One of his first entries is titled “Messages != Flattened Objects”, which is a topic very near and dear to my heart, and a frequent point of discussion between Jim and myself, both publically and privately.

The term “Flattened Object” is interesting. I hadn’t heard it before, though I do use “serialized” and “pickled” on occasion. This is what I call a “document”; a bag of bits REpresenting the STate of some object.

Yet another WS-* specification with a bunch of Get* methods that fails to use the SOAP 1.2 WebMethod feature which supports HTTP GET and therefore giving important resources URIs.

WS-* effect considered harmful? It appears so.

In my ample spare time, I often fire up one of a handful of multiplayer first-person shooters that I’m familiar with, and play against opponents across the Internet. Perhaps you’ve done this too.
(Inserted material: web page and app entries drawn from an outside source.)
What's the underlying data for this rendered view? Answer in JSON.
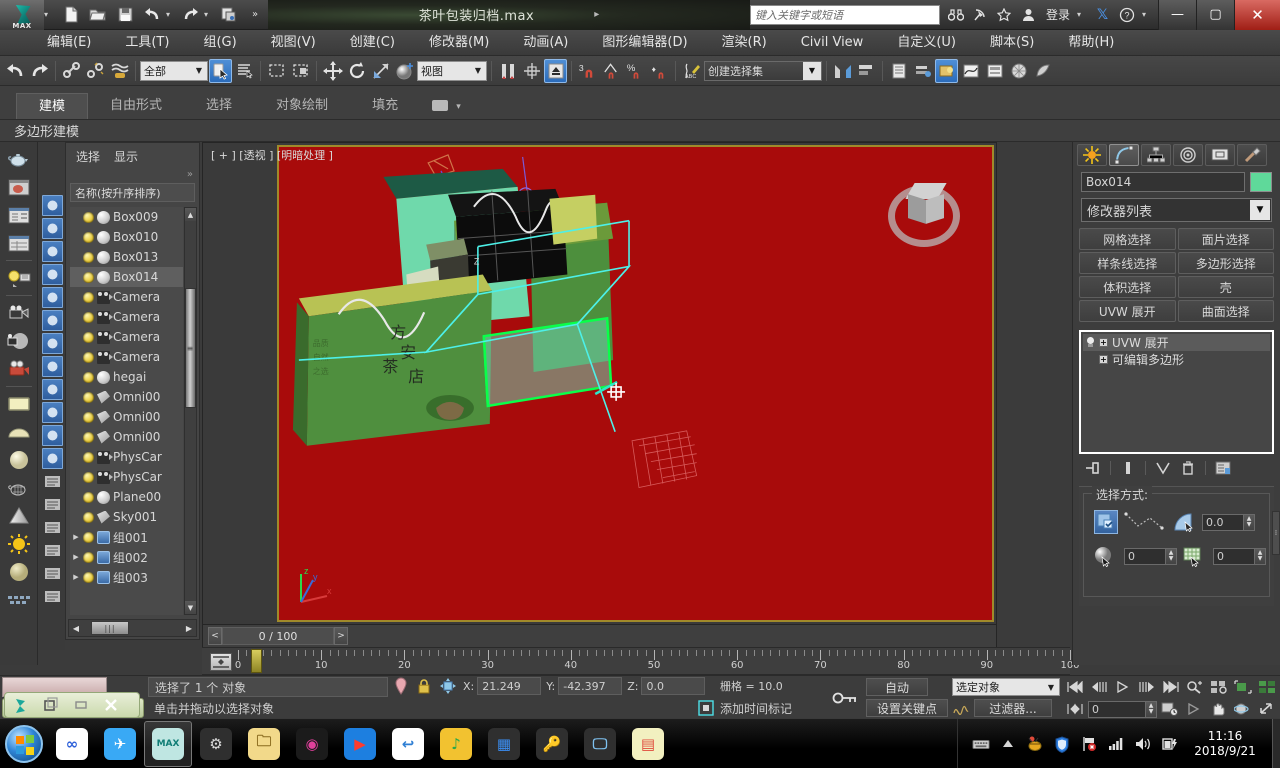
{
  "titlebar": {
    "app_logo_label": "MAX",
    "document_title": "茶叶包装归档.max",
    "search_placeholder": "键入关键字或短语",
    "signin_label": "登录",
    "quick_access": [
      {
        "name": "new-file",
        "glyph": "▢"
      },
      {
        "name": "open-file",
        "glyph": "▣"
      },
      {
        "name": "save-file",
        "glyph": "▤"
      },
      {
        "name": "undo",
        "glyph": "↶"
      },
      {
        "name": "redo",
        "glyph": "↷"
      },
      {
        "name": "project-folder",
        "glyph": "▥"
      },
      {
        "name": "more",
        "glyph": "»"
      }
    ],
    "tray_icons": [
      {
        "name": "binoculars-icon",
        "glyph": "⛛"
      },
      {
        "name": "satellite-icon",
        "glyph": "⤳"
      },
      {
        "name": "star-icon",
        "glyph": "☆"
      },
      {
        "name": "user-icon",
        "glyph": "👤"
      },
      {
        "name": "exchange-icon",
        "glyph": "X"
      },
      {
        "name": "help-icon",
        "glyph": "?"
      }
    ],
    "window_buttons": {
      "minimize": "—",
      "restore": "▢",
      "close": "✕"
    }
  },
  "menu": {
    "items": [
      "编辑(E)",
      "工具(T)",
      "组(G)",
      "视图(V)",
      "创建(C)",
      "修改器(M)",
      "动画(A)",
      "图形编辑器(D)",
      "渲染(R)",
      "Civil View",
      "自定义(U)",
      "脚本(S)",
      "帮助(H)"
    ]
  },
  "main_toolbar": {
    "selection_filter": "全部",
    "ref_coord_system": "视图",
    "named_selection_set": "创建选择集",
    "snap_count": "3",
    "buttons": [
      {
        "name": "undo-button",
        "glyph": "↶"
      },
      {
        "name": "redo-button",
        "glyph": "↷"
      },
      {
        "name": "select-and-link-button",
        "glyph": "🔗"
      },
      {
        "name": "unlink-selection-button",
        "glyph": "⛓"
      },
      {
        "name": "bind-to-space-warp-button",
        "glyph": "≋"
      },
      {
        "name": "select-object-button",
        "glyph": "⬚"
      },
      {
        "name": "select-by-name-button",
        "glyph": "☰"
      },
      {
        "name": "rectangular-select-region-button",
        "glyph": "▭"
      },
      {
        "name": "window-crossing-button",
        "glyph": "▯"
      },
      {
        "name": "select-and-move-button",
        "glyph": "✥"
      },
      {
        "name": "select-and-rotate-button",
        "glyph": "↻"
      },
      {
        "name": "select-and-scale-button",
        "glyph": "⇲"
      },
      {
        "name": "use-center-flyout-button",
        "glyph": "◉"
      },
      {
        "name": "mirror-button",
        "glyph": "⇔"
      },
      {
        "name": "align-button",
        "glyph": "⊹"
      },
      {
        "name": "toggle-scene-explorer-button",
        "glyph": "⬆"
      },
      {
        "name": "snap-toggle-button",
        "glyph": "3"
      },
      {
        "name": "angle-snap-button",
        "glyph": "∡"
      },
      {
        "name": "percent-snap-button",
        "glyph": "%"
      },
      {
        "name": "spinner-snap-button",
        "glyph": "⇅"
      },
      {
        "name": "edit-named-selection-button",
        "glyph": "ABC"
      },
      {
        "name": "mirror-geometry-button",
        "glyph": "ᛝ"
      },
      {
        "name": "align-objects-button",
        "glyph": "⊞"
      },
      {
        "name": "layer-explorer-button",
        "glyph": "▤"
      },
      {
        "name": "ribbon-toggle-button",
        "glyph": "▦"
      },
      {
        "name": "curve-editor-button",
        "glyph": "📈"
      },
      {
        "name": "schematic-view-button",
        "glyph": "▣"
      },
      {
        "name": "material-editor-button",
        "glyph": "◍"
      },
      {
        "name": "render-setup-button",
        "glyph": "🫖"
      }
    ]
  },
  "ribbon": {
    "tabs": [
      "建模",
      "自由形式",
      "选择",
      "对象绘制",
      "填充"
    ],
    "active_tab": "建模",
    "panel_label": "多边形建模",
    "overflow_glyph": "▾"
  },
  "left_toolbar": {
    "icons": [
      {
        "name": "teapot-icon"
      },
      {
        "name": "render-preview-icon"
      },
      {
        "name": "render-settings-icon"
      },
      {
        "name": "render-frame-window-icon"
      },
      {
        "name": "light-lister-icon"
      },
      {
        "name": "camera-match-icon"
      },
      {
        "name": "camera-shade-icon"
      },
      {
        "name": "camera-red-icon"
      },
      {
        "name": "plane-icon"
      },
      {
        "name": "dome-icon"
      },
      {
        "name": "sphere-white-icon"
      },
      {
        "name": "wire-teapot-icon"
      },
      {
        "name": "cone-icon"
      },
      {
        "name": "sun-icon"
      },
      {
        "name": "sphere-gold-icon"
      },
      {
        "name": "grid-icon"
      }
    ],
    "icons2": [
      {
        "name": "sphere-blue-icon"
      },
      {
        "name": "material-icon"
      },
      {
        "name": "light-blue-icon"
      },
      {
        "name": "camera-blue-icon"
      },
      {
        "name": "render-blue-icon"
      },
      {
        "name": "wave-blue-icon"
      },
      {
        "name": "copy-blue-icon"
      },
      {
        "name": "square-blue-icon"
      },
      {
        "name": "spline-blue-icon"
      },
      {
        "name": "light-bulb-blue-icon"
      },
      {
        "name": "effects-blue-icon"
      },
      {
        "name": "scene-blue-icon"
      },
      {
        "name": "list-icon"
      },
      {
        "name": "page-icon"
      },
      {
        "name": "lines-icon"
      },
      {
        "name": "funnel-icon"
      },
      {
        "name": "funnel2-icon"
      },
      {
        "name": "tray-icon"
      }
    ]
  },
  "explorer": {
    "tabs": [
      "选择",
      "显示"
    ],
    "chevron": "»",
    "column_header": "名称(按升序排序)",
    "rows": [
      {
        "name": "Box009",
        "type": "geometry",
        "expandable": false,
        "selected": false
      },
      {
        "name": "Box010",
        "type": "geometry",
        "expandable": false,
        "selected": false
      },
      {
        "name": "Box013",
        "type": "geometry",
        "expandable": false,
        "selected": false
      },
      {
        "name": "Box014",
        "type": "geometry",
        "expandable": false,
        "selected": true
      },
      {
        "name": "Camera",
        "type": "camera",
        "expandable": false,
        "selected": false
      },
      {
        "name": "Camera",
        "type": "camera",
        "expandable": false,
        "selected": false
      },
      {
        "name": "Camera",
        "type": "camera",
        "expandable": false,
        "selected": false
      },
      {
        "name": "Camera",
        "type": "camera",
        "expandable": false,
        "selected": false
      },
      {
        "name": "hegai",
        "type": "geometry",
        "expandable": false,
        "selected": false
      },
      {
        "name": "Omni00",
        "type": "light",
        "expandable": false,
        "selected": false
      },
      {
        "name": "Omni00",
        "type": "light",
        "expandable": false,
        "selected": false
      },
      {
        "name": "Omni00",
        "type": "light",
        "expandable": false,
        "selected": false
      },
      {
        "name": "PhysCar",
        "type": "camera",
        "expandable": false,
        "selected": false
      },
      {
        "name": "PhysCar",
        "type": "camera",
        "expandable": false,
        "selected": false
      },
      {
        "name": "Plane00",
        "type": "geometry",
        "expandable": false,
        "selected": false
      },
      {
        "name": "Sky001",
        "type": "light",
        "expandable": false,
        "selected": false
      },
      {
        "name": "组001",
        "type": "group",
        "expandable": true,
        "selected": false
      },
      {
        "name": "组002",
        "type": "group",
        "expandable": true,
        "selected": false
      },
      {
        "name": "组003",
        "type": "group",
        "expandable": true,
        "selected": false
      }
    ],
    "scroll_grip": "≡"
  },
  "viewport": {
    "label": "[ + ] [透视 ] [明暗处理 ]",
    "background_color": "#a80b0b",
    "border_color": "#a08a2a",
    "selection_color": "#00ff55",
    "gizmo_color": "#44ffcc",
    "frame_indicator": "0 / 100",
    "nav_prev": "<",
    "nav_next": ">"
  },
  "timeline": {
    "labels": [
      "0",
      "10",
      "20",
      "30",
      "40",
      "50",
      "60",
      "70",
      "80",
      "90",
      "100"
    ],
    "start": 0,
    "end": 100,
    "current_frame": 0
  },
  "command_panel": {
    "tabs": [
      {
        "name": "create-tab",
        "glyph": "✷",
        "active": false
      },
      {
        "name": "modify-tab",
        "glyph": "⌒",
        "active": true
      },
      {
        "name": "hierarchy-tab",
        "glyph": "⛫",
        "active": false
      },
      {
        "name": "motion-tab",
        "glyph": "◎",
        "active": false
      },
      {
        "name": "display-tab",
        "glyph": "🖵",
        "active": false
      },
      {
        "name": "utilities-tab",
        "glyph": "🔨",
        "active": false
      }
    ],
    "object_name": "Box014",
    "object_color": "#5fd99a",
    "modifier_list_label": "修改器列表",
    "modifier_buttons": [
      "网格选择",
      "面片选择",
      "样条线选择",
      "多边形选择",
      "体积选择",
      "壳",
      "UVW 展开",
      "曲面选择"
    ],
    "stack": [
      {
        "label": "UVW 展开",
        "selected": true
      },
      {
        "label": "可编辑多边形",
        "selected": false
      }
    ],
    "stack_tools": [
      {
        "name": "pin-stack-icon",
        "glyph": "⊣"
      },
      {
        "name": "show-end-result-icon",
        "glyph": "❙"
      },
      {
        "name": "make-unique-icon",
        "glyph": "⋎"
      },
      {
        "name": "remove-modifier-icon",
        "glyph": "🗑"
      },
      {
        "name": "configure-modifier-sets-icon",
        "glyph": "▤"
      }
    ],
    "rollout_title": "选择方式:",
    "rollout_fields": [
      {
        "name": "ignore-backfacing-checkbox",
        "value": ""
      },
      {
        "name": "planar-angle-field",
        "value": "0.0"
      },
      {
        "name": "select-by-element-field",
        "value": "0"
      },
      {
        "name": "select-by-material-field",
        "value": "0"
      }
    ]
  },
  "status_bar": {
    "prompt_selection": "选择了 1 个 对象",
    "prompt_hint": "单击并拖动以选择对象",
    "coords": [
      {
        "axis": "X:",
        "value": "21.249"
      },
      {
        "axis": "Y:",
        "value": "-42.397"
      },
      {
        "axis": "Z:",
        "value": "0.0"
      }
    ],
    "grid_label": "栅格 = 10.0",
    "add_time_tag": "添加时间标记",
    "auto_key": "自动",
    "set_key": "设置关键点",
    "key_filters": "过滤器...",
    "selection_list": "选定对象",
    "frame_value": "0",
    "lock_icon": "🔒",
    "pin_icon": "📍",
    "absolute_icon": "✥"
  },
  "taskbar": {
    "items": [
      {
        "name": "taskbar-baidu",
        "label": "∞",
        "color": "#ffffff",
        "fg": "#2b5fd9"
      },
      {
        "name": "taskbar-bird",
        "label": "✈",
        "color": "#39a9f5",
        "fg": "#ffffff"
      },
      {
        "name": "taskbar-3dsmax",
        "label": "MAX",
        "color": "#bfe6e2",
        "fg": "#0f7d75",
        "active": true
      },
      {
        "name": "taskbar-tool",
        "label": "⚙",
        "color": "#2f2f2f",
        "fg": "#d9d9d9"
      },
      {
        "name": "taskbar-folder",
        "label": "🗀",
        "color": "#f2d98a",
        "fg": "#8a6b1e"
      },
      {
        "name": "taskbar-camera",
        "label": "◉",
        "color": "#1b1b1b",
        "fg": "#e0409b"
      },
      {
        "name": "taskbar-player",
        "label": "▶",
        "color": "#1d7fe0",
        "fg": "#ff3b2e"
      },
      {
        "name": "taskbar-browser",
        "label": "↩",
        "color": "#ffffff",
        "fg": "#2f7fd4"
      },
      {
        "name": "taskbar-music",
        "label": "♪",
        "color": "#f2c230",
        "fg": "#2aa84a"
      },
      {
        "name": "taskbar-office",
        "label": "▦",
        "color": "#2f2f2f",
        "fg": "#3b8ef2"
      },
      {
        "name": "taskbar-key",
        "label": "🔑",
        "color": "#2f2f2f",
        "fg": "#f2b700"
      },
      {
        "name": "taskbar-monitor",
        "label": "🖵",
        "color": "#2f2f2f",
        "fg": "#7fc2f0"
      },
      {
        "name": "taskbar-notes",
        "label": "▤",
        "color": "#f2f0c0",
        "fg": "#e04a3b"
      }
    ],
    "tray": [
      {
        "name": "keyboard-icon",
        "glyph": "⌨"
      },
      {
        "name": "show-hidden-icon",
        "glyph": "▲"
      },
      {
        "name": "antivirus-icon",
        "glyph": "🐝"
      },
      {
        "name": "shield-icon",
        "glyph": "🛡"
      },
      {
        "name": "network-flag-icon",
        "glyph": "⚑"
      },
      {
        "name": "signal-icon",
        "glyph": "▁▃▅"
      },
      {
        "name": "volume-icon",
        "glyph": "🔊"
      },
      {
        "name": "battery-icon",
        "glyph": "🔋"
      }
    ],
    "clock_time": "11:16",
    "clock_date": "2018/9/21"
  },
  "mini_dialog": {
    "buttons": [
      {
        "name": "mini-max-icon",
        "glyph": "◤"
      },
      {
        "name": "mini-restore-icon",
        "glyph": "❐"
      },
      {
        "name": "mini-minimize-icon",
        "glyph": "▭"
      },
      {
        "name": "mini-close-icon",
        "glyph": "✕"
      }
    ]
  }
}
I frequently use a tool called Gamespy3D to help me locate the servers playing the game/mod/map I’m interested in. Of course, sometimes pinging this list of servers takes quite some time, leaving the ever-growing possibility that the ones pinged first are no longer playing the map they said they were N seconds ago. As a result of this, sometimes I double-click on a server, only to end up playing a different map than I intended, wasting up to a minute of my time.

What would be nice is if part of the “join” message that is sent from my PC to the server, contained information which declared “Here is the map I’m interested in playing, and if you’re not playing it right now, I don’t want to join”.

Of course, sometimes you don’t have the expectation that any particular map is being played, such as when you just want to join one where you know your friends hang out. So it should be optional. But when present, its value must be understood.

You know, something like SOAPAction (well, mostly), something that forms languages should support, because that server list inside Gamespy is a form.